We've traveled enough since then to know that there's still quite a variety and wanted to fun way to combine:
Learning how to flush the toilet and turn on the shower without asking Mom and Dad at every place
Making a bit of spending money
Here are the rules:
When we check into a new place we are staying, girls head to the toilet
They figure out how to turn on and sustain a warm shower temperature
They figure out how to flush the toilet
When ready, they call me in to independently verify that they know how the different items work
If successful, they both get Euro 2,50.
If one of them does not successfully test it out - neither of them get money. It's a kind of cooperative game!
It's not as simple as it seems! It promotes problem solving, teamwork, and gets them a few more bucks in their pockets for gelato!
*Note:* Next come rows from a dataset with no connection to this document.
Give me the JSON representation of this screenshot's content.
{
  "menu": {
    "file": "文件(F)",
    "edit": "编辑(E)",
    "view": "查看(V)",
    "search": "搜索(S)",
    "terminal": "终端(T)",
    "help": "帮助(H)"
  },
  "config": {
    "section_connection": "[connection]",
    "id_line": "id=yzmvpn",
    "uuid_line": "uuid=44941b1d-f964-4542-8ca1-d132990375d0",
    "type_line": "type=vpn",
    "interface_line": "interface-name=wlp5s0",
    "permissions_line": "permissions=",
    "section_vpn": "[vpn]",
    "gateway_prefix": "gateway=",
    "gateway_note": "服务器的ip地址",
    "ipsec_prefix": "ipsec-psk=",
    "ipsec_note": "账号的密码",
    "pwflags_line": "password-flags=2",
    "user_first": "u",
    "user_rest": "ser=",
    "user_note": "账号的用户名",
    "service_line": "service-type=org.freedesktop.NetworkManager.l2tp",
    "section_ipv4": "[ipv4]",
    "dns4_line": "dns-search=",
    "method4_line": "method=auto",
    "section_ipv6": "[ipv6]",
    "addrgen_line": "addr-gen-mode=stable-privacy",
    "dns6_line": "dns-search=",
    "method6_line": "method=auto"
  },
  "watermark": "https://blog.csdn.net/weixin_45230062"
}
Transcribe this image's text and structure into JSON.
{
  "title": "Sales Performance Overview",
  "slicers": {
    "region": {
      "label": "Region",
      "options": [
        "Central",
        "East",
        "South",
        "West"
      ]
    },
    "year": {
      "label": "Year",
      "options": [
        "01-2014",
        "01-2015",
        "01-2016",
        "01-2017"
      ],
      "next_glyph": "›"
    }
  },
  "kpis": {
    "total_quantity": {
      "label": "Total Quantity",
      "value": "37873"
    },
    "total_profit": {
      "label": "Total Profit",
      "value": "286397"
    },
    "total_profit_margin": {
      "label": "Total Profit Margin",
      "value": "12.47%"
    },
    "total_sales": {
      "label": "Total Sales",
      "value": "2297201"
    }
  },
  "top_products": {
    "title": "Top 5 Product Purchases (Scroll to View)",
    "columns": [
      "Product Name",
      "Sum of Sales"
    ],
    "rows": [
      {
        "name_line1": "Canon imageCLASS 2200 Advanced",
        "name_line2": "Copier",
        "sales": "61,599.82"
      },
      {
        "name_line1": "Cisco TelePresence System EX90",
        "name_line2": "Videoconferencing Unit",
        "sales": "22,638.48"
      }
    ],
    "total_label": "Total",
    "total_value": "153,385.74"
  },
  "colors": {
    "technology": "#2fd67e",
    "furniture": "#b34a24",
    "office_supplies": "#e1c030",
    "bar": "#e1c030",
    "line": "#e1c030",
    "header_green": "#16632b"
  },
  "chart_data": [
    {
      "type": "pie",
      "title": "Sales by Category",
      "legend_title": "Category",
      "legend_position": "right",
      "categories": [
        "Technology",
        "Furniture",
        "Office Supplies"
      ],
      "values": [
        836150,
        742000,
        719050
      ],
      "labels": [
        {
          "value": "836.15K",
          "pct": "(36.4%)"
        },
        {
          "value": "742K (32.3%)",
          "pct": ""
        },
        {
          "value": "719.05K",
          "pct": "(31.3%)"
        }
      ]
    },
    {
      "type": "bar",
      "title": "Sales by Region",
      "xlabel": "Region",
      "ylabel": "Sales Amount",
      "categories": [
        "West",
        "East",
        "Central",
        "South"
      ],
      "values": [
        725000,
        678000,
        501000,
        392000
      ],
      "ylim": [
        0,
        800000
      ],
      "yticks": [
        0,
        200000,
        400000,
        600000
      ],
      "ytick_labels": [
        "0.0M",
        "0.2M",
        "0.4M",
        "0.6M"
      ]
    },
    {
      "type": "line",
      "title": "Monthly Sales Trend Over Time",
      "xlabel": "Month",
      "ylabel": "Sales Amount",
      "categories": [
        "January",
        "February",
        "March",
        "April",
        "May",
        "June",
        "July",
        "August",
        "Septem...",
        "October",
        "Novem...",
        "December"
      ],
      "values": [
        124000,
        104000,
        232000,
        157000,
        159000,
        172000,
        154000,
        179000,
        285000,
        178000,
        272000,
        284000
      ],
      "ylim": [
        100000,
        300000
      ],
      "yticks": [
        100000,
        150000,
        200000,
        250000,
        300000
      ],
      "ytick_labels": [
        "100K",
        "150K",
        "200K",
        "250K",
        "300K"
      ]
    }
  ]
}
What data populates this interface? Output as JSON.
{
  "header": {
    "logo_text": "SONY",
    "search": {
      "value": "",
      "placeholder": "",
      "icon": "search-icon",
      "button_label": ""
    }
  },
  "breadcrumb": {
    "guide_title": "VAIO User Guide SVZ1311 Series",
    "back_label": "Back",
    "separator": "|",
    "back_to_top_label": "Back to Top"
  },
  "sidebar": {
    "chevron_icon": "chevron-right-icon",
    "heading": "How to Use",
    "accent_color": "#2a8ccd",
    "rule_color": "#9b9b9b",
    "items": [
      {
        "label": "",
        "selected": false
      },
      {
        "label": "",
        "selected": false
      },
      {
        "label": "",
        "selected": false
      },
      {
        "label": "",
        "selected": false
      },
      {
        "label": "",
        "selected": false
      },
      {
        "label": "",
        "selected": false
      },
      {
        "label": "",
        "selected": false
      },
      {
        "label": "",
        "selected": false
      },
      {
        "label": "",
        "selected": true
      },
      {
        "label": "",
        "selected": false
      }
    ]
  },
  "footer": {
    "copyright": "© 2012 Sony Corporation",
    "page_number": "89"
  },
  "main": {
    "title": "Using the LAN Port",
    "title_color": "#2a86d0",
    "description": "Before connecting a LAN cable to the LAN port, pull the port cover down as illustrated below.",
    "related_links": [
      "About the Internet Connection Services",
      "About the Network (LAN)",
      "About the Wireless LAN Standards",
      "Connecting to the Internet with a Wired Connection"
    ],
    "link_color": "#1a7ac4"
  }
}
Please note: There was a new fixture that Siena discovered in our first Rome hotel. She ask if she could get extra money if she "can turn on the miniature sink" - it was a bidet.
Game 2: Mom Trivia
Mom Trivia is ingenious. How do you get kids to listen to important and interesting facts while at the Vatican, the Forum, and while walking around? It's simple, you hook them with trivia. Anything we learn throughout the day could become a random/arbitrary fact later in the day (or even the next day). If the girls were listeners and they can recall the facts they can earn varying degrees of "prize money". Tyically it's 1 Euro but can be 2 or 3 Euro for really tough questions.
Here are some sample 1 Euro questions (scroll down for the answers):
What did they do with the marble that they took from the Colosseum?
What are the hats made from for Royal Guards?
What day was Julius Caesar murdered?
What was the admission price to the Colosseum?
What did a thumbs up or thumbs down mean from the Roman Emperor?
Answer Key (and no, you don't get the money)
It was removed to make Churches, Houses, and Fountains for the Papal state. The Romans were originally Pagan and persecuted the Christians. When the Roman empire started to become the center of the Catholic Church, they got rid of a lot of the Roman history (including the marble).
Hats are made from Canadian Black Bear fur. Some of the hats are more than 200 years old!
The Ides of March (March 15th)
It was Free! The Emperor wanted to show how awesome the Roman state was. Admission was free and they even included food and drink too! Free beer for everyone!
Thumbs up: I (the Emperor) am enjoying the fight and want to see both gladiators fight another day. Thumbs down: I do not like the fight and one of the gladiators will die; it's a fight until the death. It was a sign of the ultimate power of a single individual.